Retrospective observational case series.
Enucleated globes or biopsy specimens obtained from 55 cases of clinically diagnosed necrotizing scleritis.
On the basis of their histologic appearance, these cases were divided into four morphologic groups: (1) zonal necrotizing granulomatous scleral inflammation; (2) nonzonal diffuse scleral inflammation, with or without granulomatous process; (3) necrotizing inflammation with microabscesses, with or without evidence of micro-organisms in the section studied; and (4) sarcoidal granulomatous inflammation. The clinical charts were reviewed for the presence of any associated disease.
There were 14 (25.4%) cases in the first group; 12 had clinical evidence of systemic autoimmune diseases, including 8 cases of rheumatoid arthritis and 1 each of polychondritis, Goodpasture syndrome, Wegener granulomatosis, and collagen vascular disease; of the remaining 2 cases, 1 patient had a history of herpes zoster ophthalmicus, and the other had no history of any systemic autoimmune or infectious disease. None of the 19 (34.5%) patients characteristic of group 2 had any history of systemic autoimmune or infectious disease. Eleven of the 21 (38.2%) patients in group 3 had infections, including Pseudomonas spp., gram-positive cocci, Haemophilus spp., Actinomyces spp., and fungi; in the 10 remaining cases, no micro-organisms could be detected. The one case in group 4 was diagnosed as sarcoidosis.

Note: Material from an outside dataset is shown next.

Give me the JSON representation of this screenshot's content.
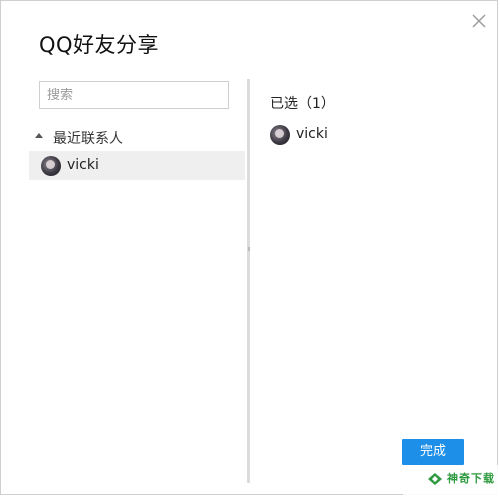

On the basis of their histologic features, rheumatoid scleritis and related systemic autoimmune-mediated necrotizing scleral inflammations could be differentiated from either idiopathic or infectious scleritis; however, the histologic features of rheumatoid scleritis were similar to those of necrotizing scleritis associated with other systemic autoimmune diseases.